Egi juga tidak menampik bahwa Pilkada juga memiliki pengaruh terhadap percepatan kerusakan hutan di Indonesia yang juga berkaitan erat dengan laju korupsi.

“Pada masa pilkada celah untuk melakukan praktik-praktik koruptif terbuka lebar. Pada masa ini pula lebih rawan terjadi politik transaksional antara politisi seperti kepala daerah dan pengusaha. Modus yang biasa terjadi adalah suap untuk penerbitan izin,” ujarnya.
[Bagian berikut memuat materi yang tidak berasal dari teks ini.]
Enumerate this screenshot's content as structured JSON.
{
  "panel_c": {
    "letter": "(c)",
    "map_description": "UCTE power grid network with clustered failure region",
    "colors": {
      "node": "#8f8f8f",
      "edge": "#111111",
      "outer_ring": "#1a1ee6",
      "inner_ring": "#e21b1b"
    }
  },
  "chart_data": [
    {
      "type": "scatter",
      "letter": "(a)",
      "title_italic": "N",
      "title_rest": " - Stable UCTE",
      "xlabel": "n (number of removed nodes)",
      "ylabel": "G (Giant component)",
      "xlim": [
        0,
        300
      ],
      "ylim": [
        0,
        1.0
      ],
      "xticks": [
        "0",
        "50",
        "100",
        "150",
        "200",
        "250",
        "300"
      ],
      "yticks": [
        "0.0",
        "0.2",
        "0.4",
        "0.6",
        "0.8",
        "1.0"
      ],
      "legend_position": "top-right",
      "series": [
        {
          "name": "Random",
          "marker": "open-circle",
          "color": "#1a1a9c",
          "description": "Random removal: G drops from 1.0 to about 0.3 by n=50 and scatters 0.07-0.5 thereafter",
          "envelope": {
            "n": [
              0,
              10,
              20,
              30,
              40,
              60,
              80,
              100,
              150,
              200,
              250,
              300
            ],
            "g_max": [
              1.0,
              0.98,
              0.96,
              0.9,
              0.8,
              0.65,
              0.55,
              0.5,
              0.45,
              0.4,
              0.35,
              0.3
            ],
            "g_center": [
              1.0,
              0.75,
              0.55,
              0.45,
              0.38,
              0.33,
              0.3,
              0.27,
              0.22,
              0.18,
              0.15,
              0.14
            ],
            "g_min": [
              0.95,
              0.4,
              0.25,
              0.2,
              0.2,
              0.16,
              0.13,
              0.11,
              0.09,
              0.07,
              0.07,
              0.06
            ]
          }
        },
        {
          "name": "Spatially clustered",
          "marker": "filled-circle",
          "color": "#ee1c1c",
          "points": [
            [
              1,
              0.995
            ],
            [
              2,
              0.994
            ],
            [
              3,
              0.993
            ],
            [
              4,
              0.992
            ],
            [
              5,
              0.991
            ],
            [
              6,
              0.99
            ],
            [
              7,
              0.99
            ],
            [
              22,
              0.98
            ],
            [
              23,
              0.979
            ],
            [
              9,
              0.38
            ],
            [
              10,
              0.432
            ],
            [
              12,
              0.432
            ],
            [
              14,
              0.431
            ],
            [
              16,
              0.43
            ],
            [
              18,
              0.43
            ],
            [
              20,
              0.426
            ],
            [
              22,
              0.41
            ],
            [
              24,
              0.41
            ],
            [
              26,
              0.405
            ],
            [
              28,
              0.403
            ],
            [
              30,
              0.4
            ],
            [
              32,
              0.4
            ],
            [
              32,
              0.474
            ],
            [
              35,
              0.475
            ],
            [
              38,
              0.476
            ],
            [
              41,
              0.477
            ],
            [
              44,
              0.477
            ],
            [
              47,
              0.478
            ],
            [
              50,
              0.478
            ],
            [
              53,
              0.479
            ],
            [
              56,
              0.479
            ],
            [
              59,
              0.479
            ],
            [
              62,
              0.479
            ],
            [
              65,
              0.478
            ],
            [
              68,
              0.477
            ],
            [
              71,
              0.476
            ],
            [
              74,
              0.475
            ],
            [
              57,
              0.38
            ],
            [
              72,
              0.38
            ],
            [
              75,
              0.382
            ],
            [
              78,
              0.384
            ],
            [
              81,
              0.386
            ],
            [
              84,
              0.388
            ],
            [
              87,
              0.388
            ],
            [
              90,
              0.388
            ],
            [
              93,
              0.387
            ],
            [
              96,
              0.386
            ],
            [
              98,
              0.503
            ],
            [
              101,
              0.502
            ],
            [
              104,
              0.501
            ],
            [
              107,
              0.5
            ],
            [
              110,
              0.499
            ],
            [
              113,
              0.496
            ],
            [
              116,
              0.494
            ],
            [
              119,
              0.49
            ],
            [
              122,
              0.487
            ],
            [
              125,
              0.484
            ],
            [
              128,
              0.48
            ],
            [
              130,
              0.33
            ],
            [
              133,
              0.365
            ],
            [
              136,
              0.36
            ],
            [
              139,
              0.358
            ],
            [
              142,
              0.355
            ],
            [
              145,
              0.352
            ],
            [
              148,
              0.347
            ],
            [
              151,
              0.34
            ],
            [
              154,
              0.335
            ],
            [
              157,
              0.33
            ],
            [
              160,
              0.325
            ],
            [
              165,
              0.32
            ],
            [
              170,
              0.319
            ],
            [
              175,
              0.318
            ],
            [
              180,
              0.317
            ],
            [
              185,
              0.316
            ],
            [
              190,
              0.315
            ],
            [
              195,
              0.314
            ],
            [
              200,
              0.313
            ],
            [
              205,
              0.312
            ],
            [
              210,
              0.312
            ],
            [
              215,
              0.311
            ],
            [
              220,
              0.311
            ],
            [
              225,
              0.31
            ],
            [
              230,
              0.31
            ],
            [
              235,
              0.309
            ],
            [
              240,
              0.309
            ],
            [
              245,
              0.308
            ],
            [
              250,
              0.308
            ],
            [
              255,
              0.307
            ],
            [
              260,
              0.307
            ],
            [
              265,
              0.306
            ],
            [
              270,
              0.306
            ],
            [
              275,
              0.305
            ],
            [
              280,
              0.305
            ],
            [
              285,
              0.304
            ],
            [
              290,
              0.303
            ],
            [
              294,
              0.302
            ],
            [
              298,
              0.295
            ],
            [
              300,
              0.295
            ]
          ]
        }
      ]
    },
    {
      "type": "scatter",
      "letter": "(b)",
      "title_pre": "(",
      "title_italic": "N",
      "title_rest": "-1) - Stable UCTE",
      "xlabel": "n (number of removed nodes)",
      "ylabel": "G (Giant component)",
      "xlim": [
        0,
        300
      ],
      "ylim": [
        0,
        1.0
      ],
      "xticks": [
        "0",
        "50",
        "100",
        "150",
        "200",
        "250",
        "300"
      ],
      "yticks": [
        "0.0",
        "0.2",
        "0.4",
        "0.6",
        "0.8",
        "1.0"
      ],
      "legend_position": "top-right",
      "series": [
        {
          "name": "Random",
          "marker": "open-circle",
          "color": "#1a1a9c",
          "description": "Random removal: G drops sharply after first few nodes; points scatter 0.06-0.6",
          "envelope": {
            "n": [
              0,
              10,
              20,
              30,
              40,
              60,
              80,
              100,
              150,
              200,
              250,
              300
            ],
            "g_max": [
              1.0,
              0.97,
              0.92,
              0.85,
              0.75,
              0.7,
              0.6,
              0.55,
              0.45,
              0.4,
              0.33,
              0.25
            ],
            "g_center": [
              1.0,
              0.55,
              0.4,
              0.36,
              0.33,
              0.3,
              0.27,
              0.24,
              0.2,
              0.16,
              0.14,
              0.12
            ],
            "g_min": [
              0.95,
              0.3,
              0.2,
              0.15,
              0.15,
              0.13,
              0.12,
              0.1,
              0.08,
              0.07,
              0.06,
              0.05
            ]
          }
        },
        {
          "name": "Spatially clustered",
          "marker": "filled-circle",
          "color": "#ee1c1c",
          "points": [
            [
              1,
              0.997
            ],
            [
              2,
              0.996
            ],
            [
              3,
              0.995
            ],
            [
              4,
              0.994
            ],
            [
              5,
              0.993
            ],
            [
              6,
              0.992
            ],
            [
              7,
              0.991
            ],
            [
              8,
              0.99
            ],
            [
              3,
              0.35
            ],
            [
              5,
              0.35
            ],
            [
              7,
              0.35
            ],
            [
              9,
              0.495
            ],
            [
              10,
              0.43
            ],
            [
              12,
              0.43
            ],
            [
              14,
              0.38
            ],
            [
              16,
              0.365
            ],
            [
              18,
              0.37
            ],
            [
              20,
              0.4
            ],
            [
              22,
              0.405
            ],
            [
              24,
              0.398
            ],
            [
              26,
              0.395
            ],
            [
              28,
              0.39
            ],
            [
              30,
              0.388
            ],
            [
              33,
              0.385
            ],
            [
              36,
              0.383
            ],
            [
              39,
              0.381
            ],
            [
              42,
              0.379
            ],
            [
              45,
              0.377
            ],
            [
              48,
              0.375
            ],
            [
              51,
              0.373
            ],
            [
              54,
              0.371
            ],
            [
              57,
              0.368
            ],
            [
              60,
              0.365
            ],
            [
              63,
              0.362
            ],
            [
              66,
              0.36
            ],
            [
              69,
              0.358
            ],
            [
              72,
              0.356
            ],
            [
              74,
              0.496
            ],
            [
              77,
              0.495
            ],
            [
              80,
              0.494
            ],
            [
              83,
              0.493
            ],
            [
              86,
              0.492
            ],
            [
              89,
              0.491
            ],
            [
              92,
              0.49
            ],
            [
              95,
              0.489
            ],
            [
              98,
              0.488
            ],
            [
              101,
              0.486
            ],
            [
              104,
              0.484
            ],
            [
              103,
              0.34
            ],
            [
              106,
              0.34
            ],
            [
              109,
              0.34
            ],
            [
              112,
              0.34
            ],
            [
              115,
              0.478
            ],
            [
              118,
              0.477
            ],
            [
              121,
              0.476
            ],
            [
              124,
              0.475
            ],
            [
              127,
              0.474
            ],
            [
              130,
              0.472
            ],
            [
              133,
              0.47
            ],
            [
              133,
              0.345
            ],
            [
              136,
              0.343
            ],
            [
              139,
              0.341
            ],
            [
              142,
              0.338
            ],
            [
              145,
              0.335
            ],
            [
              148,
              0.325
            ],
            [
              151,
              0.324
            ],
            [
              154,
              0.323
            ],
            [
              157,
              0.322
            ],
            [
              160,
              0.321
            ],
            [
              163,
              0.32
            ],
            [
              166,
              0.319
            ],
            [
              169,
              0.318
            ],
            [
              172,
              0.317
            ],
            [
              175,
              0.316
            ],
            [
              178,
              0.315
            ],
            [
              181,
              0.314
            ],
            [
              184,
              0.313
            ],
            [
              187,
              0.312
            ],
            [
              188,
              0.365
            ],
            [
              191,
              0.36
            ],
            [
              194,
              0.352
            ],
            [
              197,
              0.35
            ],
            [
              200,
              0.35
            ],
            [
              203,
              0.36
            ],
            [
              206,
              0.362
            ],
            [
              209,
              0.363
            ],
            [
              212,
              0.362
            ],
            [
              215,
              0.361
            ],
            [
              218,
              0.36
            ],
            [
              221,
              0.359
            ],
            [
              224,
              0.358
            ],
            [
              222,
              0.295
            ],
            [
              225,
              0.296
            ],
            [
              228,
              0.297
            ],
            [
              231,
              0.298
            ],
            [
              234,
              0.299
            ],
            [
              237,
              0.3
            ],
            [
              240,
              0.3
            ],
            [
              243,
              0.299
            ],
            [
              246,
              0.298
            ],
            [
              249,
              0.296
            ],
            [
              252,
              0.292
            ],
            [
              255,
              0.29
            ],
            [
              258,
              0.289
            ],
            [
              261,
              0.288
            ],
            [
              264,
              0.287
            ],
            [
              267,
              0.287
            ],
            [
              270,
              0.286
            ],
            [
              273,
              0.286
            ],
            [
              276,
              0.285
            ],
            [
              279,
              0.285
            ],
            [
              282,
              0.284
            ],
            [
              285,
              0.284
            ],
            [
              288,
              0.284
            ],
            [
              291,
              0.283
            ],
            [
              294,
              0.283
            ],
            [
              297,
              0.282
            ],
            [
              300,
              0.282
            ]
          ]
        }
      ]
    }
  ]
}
“Contoh aktor yang terjerat kasus korupsi kehutanan adalah mantan Gubernur Riau Annas Maamun yang baru diberi grasi oleh Presiden RI Joko Widodo dan Bupati Bogor, Rachmat Yasin,” kata Egi.

Selain pilkada, ia juga menyoroti faktor lain yang turut berperan dalam perusakan sumber daya alam hutan, yaitu kuatnya oligarki.

Oligarki adalah bentuk pemerintahan yang hanya dikuasai sebagian kecil elit di dalam sebuah masyarakat. Sistem ini seringkali memanfaatkan sumber daya alam, termasuk hutan, untuk memperoleh keuntungan pribadi.

“Pada akhirnya deforestasi, pembakaran hutan, kerusakan hutan semakin parah. Pilkada adalah masa terbaik bagi mereka untuk unjuk taring dan merusak sumber daya alam kita,” ungkapnya.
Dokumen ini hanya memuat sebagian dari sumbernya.